05 Novembre 2022

“Viviamo o ci sembra di vivere?”. Elogio di Flaiano, il marziano

Ennio Flaiano è un alieno umanissimo che ha attraversato poeticamente il mondo. Francesca Pansa e Renato Minore – un suo vecchio amico, suo lettore e ammiratore, anch’egli scrittore e poeta – in Ennio l’alieno (Mondadori, 2022) ne riesumano la vita e le opere, le lettere, gli amici, la famiglia, i buoni e i cattivi umori e soprattutto le malinconie, quel profondo senso di noia o di incanto – di nostalgia e di incanto – che trabocca dalle sue pagine pubblicate in vita o postume. Nel loro libro, che è a un tempo un omaggio e una biografia letteraria e umana e uno studio approfondito, ci sono l’infanzia a Pescara, il raffronto con D’Annunzio, le prime solitudini, i viaggi, e poi c’è Roma, ci sono Rosetta e l’amata Lè-lè, Tempo di uccidere, i film e i libri, il relativo successo (“con la certezza di non esservi tagliato”) e i fallimenti, Longanesi e Fellini e Gassman e il Marziano, la malattia della figlia e le depressioni, Melampus e Oceano Canada; c’è insomma Ennio Flaiano con tutte le sue vicissitudini e le sue malinconie.  
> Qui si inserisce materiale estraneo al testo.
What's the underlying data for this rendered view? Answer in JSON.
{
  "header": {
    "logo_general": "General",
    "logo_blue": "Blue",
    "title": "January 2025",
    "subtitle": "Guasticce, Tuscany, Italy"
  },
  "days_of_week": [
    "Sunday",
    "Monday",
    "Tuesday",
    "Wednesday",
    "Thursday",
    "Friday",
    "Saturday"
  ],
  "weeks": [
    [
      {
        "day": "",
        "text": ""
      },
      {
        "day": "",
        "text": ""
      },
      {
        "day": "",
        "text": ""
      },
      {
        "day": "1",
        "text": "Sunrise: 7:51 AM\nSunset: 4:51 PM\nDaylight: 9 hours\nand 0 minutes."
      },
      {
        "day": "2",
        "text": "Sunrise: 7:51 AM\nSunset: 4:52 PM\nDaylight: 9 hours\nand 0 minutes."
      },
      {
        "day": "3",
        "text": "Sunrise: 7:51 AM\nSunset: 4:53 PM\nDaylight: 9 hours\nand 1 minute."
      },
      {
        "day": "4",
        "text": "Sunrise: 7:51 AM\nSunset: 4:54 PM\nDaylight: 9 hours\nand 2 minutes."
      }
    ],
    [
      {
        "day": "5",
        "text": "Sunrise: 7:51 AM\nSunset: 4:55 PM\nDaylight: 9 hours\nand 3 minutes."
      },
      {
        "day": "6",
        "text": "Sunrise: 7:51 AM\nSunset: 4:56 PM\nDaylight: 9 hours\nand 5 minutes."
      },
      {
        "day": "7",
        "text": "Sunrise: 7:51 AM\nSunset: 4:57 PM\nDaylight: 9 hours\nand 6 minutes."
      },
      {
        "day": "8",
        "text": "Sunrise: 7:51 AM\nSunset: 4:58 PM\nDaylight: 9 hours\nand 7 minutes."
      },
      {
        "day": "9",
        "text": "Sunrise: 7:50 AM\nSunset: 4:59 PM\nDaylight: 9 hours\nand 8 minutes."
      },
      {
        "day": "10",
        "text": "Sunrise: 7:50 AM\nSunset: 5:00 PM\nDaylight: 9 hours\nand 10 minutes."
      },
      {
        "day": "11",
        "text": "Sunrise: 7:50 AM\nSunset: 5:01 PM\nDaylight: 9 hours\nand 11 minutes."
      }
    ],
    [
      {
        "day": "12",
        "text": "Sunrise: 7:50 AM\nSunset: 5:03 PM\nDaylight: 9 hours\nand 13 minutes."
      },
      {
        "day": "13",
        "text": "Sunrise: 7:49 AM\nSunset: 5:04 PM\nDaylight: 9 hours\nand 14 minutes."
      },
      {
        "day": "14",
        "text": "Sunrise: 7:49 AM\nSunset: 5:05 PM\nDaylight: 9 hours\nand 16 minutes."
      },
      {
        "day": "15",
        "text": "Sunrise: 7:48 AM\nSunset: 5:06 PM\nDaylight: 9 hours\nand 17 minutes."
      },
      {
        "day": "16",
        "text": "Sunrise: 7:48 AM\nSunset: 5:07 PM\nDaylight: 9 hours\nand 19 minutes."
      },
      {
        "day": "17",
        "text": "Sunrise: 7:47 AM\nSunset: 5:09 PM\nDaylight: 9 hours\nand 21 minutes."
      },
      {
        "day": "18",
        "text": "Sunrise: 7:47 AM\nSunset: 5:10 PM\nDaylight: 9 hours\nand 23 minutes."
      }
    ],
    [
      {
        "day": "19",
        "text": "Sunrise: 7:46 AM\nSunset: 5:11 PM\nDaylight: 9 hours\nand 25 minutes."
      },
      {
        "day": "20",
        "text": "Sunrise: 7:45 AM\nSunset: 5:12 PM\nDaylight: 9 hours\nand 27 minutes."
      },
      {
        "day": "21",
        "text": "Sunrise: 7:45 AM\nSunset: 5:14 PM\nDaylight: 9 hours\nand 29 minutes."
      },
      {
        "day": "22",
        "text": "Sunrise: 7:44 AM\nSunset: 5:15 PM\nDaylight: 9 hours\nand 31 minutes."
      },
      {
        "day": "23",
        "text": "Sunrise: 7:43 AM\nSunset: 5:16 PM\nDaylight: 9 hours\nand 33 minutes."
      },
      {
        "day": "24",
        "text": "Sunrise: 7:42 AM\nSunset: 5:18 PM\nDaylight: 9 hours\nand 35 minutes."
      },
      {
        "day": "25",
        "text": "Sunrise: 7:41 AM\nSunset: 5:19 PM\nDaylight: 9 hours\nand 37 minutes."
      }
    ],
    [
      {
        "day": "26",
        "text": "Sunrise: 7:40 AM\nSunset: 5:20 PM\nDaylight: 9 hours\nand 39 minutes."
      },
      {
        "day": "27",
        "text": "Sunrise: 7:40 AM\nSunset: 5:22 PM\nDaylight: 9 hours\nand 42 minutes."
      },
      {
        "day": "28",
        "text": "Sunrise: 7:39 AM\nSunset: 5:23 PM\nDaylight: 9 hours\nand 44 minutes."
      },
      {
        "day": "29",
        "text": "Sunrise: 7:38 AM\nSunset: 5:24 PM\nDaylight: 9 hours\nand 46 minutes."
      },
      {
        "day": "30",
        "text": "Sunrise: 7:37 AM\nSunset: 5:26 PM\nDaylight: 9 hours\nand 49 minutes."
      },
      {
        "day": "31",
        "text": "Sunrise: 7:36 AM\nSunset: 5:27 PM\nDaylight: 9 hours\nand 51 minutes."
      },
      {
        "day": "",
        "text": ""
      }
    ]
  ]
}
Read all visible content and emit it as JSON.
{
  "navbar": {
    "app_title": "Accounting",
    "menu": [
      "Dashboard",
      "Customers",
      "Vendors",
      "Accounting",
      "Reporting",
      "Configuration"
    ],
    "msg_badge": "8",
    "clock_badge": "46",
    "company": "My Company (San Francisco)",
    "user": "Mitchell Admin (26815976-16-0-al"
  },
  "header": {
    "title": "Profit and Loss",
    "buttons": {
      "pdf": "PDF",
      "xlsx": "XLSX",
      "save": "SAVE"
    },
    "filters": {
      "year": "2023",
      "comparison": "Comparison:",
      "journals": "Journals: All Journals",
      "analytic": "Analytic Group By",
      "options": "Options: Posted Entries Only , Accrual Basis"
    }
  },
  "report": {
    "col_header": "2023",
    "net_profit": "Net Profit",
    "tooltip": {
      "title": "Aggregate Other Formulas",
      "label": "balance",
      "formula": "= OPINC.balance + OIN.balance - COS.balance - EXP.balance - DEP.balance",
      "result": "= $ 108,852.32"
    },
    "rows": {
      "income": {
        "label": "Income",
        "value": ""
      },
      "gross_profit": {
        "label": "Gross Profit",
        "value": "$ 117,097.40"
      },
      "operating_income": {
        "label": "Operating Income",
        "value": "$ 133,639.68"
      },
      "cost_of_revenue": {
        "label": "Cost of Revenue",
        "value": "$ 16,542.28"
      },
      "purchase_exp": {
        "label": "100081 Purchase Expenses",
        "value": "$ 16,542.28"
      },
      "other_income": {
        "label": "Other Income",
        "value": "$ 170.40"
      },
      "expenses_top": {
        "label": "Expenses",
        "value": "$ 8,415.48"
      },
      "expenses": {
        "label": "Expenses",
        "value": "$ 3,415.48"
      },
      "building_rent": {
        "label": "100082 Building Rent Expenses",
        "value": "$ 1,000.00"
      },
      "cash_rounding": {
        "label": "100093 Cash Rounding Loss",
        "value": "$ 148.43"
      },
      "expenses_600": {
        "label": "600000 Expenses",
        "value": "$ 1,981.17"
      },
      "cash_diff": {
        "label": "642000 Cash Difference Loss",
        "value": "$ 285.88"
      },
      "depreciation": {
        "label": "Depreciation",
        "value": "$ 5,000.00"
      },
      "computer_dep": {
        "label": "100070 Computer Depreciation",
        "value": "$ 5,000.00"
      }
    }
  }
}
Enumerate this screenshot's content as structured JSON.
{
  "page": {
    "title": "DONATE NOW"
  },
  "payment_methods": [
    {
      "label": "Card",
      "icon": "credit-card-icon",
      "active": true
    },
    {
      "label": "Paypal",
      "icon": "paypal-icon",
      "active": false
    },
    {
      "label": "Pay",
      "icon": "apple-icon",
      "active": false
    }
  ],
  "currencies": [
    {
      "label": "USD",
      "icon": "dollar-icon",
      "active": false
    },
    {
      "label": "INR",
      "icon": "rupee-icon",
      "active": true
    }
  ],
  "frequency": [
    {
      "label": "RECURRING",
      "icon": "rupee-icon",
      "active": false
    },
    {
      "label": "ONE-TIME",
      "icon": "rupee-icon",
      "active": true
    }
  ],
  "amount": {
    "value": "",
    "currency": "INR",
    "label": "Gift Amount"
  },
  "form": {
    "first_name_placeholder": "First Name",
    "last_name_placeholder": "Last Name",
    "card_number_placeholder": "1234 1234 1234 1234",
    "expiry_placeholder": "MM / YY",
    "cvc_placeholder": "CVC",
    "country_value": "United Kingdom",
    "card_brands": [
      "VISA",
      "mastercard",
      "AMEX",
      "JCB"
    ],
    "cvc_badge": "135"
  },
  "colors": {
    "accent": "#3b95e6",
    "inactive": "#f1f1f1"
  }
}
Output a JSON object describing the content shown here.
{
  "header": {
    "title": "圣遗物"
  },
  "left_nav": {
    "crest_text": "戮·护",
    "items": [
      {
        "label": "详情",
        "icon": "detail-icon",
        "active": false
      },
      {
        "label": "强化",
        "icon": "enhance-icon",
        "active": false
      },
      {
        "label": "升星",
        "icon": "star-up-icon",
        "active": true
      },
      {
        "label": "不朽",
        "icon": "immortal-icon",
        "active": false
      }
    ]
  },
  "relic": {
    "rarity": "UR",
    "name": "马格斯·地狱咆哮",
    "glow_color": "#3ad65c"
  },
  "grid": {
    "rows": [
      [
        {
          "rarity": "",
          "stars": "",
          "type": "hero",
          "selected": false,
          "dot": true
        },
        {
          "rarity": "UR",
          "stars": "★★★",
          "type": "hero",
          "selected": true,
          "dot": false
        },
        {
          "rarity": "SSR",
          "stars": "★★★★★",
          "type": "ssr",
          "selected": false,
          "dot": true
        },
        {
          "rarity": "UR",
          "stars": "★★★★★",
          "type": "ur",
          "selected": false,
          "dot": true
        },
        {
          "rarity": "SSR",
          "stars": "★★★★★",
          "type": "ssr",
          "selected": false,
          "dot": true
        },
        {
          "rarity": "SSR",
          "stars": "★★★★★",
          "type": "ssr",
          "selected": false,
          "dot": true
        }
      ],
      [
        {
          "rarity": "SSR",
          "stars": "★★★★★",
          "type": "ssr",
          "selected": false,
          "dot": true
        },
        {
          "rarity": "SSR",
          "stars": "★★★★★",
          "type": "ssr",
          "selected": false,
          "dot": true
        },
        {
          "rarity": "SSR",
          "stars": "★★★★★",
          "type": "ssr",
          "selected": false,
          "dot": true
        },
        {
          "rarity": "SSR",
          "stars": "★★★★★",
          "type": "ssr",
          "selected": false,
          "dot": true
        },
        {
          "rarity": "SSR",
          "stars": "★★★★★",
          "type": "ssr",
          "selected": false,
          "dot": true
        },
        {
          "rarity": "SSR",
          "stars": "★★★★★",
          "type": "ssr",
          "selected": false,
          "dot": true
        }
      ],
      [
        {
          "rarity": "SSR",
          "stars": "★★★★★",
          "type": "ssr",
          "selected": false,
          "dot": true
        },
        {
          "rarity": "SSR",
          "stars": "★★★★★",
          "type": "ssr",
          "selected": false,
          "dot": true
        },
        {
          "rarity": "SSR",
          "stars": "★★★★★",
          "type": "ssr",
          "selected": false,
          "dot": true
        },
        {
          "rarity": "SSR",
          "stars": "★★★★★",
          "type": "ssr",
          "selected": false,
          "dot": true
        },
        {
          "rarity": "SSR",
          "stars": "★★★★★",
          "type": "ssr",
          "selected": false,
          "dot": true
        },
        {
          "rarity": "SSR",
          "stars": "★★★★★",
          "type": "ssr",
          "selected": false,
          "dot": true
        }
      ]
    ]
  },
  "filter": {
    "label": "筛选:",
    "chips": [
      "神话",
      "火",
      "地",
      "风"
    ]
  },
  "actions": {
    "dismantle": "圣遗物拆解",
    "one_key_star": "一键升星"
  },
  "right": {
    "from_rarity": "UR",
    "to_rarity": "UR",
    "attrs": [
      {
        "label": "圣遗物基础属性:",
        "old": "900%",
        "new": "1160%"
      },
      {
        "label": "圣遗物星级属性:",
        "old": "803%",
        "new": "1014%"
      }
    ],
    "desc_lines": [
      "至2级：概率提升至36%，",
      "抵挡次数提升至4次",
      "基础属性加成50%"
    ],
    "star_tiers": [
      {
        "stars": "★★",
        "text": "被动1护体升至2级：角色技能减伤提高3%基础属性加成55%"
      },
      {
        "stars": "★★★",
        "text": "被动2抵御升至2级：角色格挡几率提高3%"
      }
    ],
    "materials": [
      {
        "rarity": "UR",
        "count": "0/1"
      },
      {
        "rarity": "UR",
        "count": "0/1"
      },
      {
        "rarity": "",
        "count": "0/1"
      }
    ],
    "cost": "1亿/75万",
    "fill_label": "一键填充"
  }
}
La malattia di Lè-lè – che muove le pagine più commosse del libro, nel finale – ha cambiato la scrittura e quindi il destino di Flaiano, spingendolo, per il bisogno dei soldi necessari alle cure, a collaborare sempre di più con il cinema, disperdendo il suo talento fra le tante sceneggiature scritte e i frettolosi appunti dei taccuini e i rari libri editi, le poche opere compiute e pubblicate in vita, quali Tempo di uccidere, Diario notturno, Una e una notte, Un marziano a Roma, Il gioco e il massacro e Le ombre bianche. Pure, Flaiano credeva molto nel proprio lavoro di sceneggiatore, come nelle sue pagine di critica cinematografica o teatrale e nelle sue opere tout court, nei suoi romanzi e racconti e commedie e appunti presi in fretta – in breve nella sua scrittura. “Perché scrive così poco?” gli chiedono, ne La solitudine del satiro. E Flaiano risponde:

“Caro signore, io non ho una vocazione narrativa. Scrivo, che è una cosa molto diversa”.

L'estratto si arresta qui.